Exploitation and fraud are serious threats to older Americans’ retirement financial security. The bad actors perpetrating these crimes are increasingly sophisticated in their efforts to defraud the vulnerable. One mistake – answering a phone call, responding to an email, or misplaced trust – can instantly erase a lifetime’s savings.
Millions at Risk, Billions at Stake
The U.S. senior citizen population is expected to increase to 84 million by 2050. As millions prepare for retirement, a large influx of money distributed from retirement accounts has created an environment ripe for criminals looking to take advantage of others.
Roughly 1 in 10 seniors fall victim to financial exploitation and fraud. According to the Senate Special Committee on Aging’s 2019 Fraud Book, elder abuse and exploitation costs an estimated $2.9 billion annually. Financial abuse and exploitation incidents average a loss of $120,000, which, for some seniors, can be their entire retirement savings.
A Front-Line Role
The insured retirement industry is on the front lines and often the first to notice when something is amiss. That’s why IRI’s 2023 Federal Retirement Security Blueprint includes measures to increase protections and resources to combat financial fraud and exploitation.
One of IRI’s early and successful anti-fraud efforts was supporting the Senior$afe Act in 2018. This law removed a barrier that was preventing the industry from reporting suspicious activity without risking a violation of individual privacy protections. The Senior$afe Act was a positive step, but more needs to be done and IRI is leading the way.
In the first five months of 2023, Congress acted on two IRI-advocated bills that would provide additional safeguards for seniors’ retirement savings.
The House of Representatives overwhelmingly passed the Financial Exploitation Prevention Act, 419-0.
This bipartisan bill will enable open-ended investment companies to delay the redemption of a security if they believe the request was made to exploit its owner.

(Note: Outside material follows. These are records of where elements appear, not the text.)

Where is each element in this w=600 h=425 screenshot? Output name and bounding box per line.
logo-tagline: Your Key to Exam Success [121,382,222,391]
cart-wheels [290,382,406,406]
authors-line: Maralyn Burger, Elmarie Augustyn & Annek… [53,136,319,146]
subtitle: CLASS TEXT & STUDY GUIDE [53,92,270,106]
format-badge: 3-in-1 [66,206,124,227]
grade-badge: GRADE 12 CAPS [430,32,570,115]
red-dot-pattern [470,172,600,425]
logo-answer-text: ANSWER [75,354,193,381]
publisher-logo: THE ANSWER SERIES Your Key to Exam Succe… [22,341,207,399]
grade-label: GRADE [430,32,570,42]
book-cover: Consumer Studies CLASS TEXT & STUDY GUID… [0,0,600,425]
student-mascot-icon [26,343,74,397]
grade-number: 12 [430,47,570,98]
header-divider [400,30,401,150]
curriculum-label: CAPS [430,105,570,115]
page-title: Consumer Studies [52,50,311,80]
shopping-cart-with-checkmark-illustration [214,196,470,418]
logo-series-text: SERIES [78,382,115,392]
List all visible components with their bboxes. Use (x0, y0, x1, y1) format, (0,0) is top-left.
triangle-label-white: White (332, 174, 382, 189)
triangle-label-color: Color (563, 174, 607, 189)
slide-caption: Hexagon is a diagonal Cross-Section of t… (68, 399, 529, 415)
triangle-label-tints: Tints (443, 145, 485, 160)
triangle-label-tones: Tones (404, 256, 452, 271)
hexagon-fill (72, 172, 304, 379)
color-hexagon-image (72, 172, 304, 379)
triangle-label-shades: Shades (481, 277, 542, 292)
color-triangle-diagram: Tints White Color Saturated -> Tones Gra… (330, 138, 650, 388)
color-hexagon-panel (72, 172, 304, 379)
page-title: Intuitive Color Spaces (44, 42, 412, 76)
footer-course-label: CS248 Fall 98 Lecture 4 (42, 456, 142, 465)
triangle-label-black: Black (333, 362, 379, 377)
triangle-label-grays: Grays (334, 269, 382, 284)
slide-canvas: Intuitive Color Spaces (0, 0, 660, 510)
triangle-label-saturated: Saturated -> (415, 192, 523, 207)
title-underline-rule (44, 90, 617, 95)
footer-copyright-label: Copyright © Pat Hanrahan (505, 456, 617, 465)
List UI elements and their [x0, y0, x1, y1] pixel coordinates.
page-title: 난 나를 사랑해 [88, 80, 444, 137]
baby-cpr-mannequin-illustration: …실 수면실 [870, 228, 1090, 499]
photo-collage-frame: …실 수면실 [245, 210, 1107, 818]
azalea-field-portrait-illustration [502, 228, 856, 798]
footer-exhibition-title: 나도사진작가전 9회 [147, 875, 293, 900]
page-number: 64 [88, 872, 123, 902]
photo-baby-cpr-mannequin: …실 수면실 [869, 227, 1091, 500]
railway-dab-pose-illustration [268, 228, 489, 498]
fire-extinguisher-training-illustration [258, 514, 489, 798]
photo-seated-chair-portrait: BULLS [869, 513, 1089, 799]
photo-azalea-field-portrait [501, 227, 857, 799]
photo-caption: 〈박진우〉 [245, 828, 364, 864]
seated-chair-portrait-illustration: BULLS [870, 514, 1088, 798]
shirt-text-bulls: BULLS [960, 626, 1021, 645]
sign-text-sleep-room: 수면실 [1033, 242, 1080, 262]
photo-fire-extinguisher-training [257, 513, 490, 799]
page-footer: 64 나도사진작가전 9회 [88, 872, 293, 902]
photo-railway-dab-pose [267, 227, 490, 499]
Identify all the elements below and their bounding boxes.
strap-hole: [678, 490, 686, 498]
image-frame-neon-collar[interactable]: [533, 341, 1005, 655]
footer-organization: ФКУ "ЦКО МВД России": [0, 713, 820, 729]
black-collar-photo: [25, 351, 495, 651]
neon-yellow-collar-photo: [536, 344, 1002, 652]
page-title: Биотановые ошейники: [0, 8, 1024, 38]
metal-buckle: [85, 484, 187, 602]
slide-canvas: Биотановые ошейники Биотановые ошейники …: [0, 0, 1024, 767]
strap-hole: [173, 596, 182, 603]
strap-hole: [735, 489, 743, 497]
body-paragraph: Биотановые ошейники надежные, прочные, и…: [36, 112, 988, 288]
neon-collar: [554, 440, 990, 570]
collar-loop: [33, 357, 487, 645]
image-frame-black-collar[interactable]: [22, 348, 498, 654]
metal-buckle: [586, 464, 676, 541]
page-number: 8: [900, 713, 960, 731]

The bill also allows state courts, regulators, and administrative agencies to delay payment of suspicious redemption requests further. This will provide additional time for investigations to determine the legitimacy of the redemption request. The measure was introduced by Representatives Ann Wagner (R-Mo.) and Josh Gottheimer (D-N.J.).
A second bill, the Senior Security Act, was adopted by the House Financial Services Committee by a vote of 49-0. This bill directs the U.S. Securities and Exchange Commission (SEC) to create an interdivisional task force to study the challenges facing older investors – including problems associated with cognitive decline and financial exploitation – and report to Congress with its recommendations for additional protections. The bill also directs the Government Accountability Office to study the cost of financial exploitation of the elderly. Rep. Wagner and Rep. Gottheimer also introduced this bill.
More senior citizens can be protected if both bills are enacted into law. However, both industry and government must continue to be vigilant to stay ahead of the financial predators. Workers spend decades saving for a financially secure and dignified retirement. Our laws should offer adequate protection to prevent exploitation that can turn retirement dreams into financial nightmares.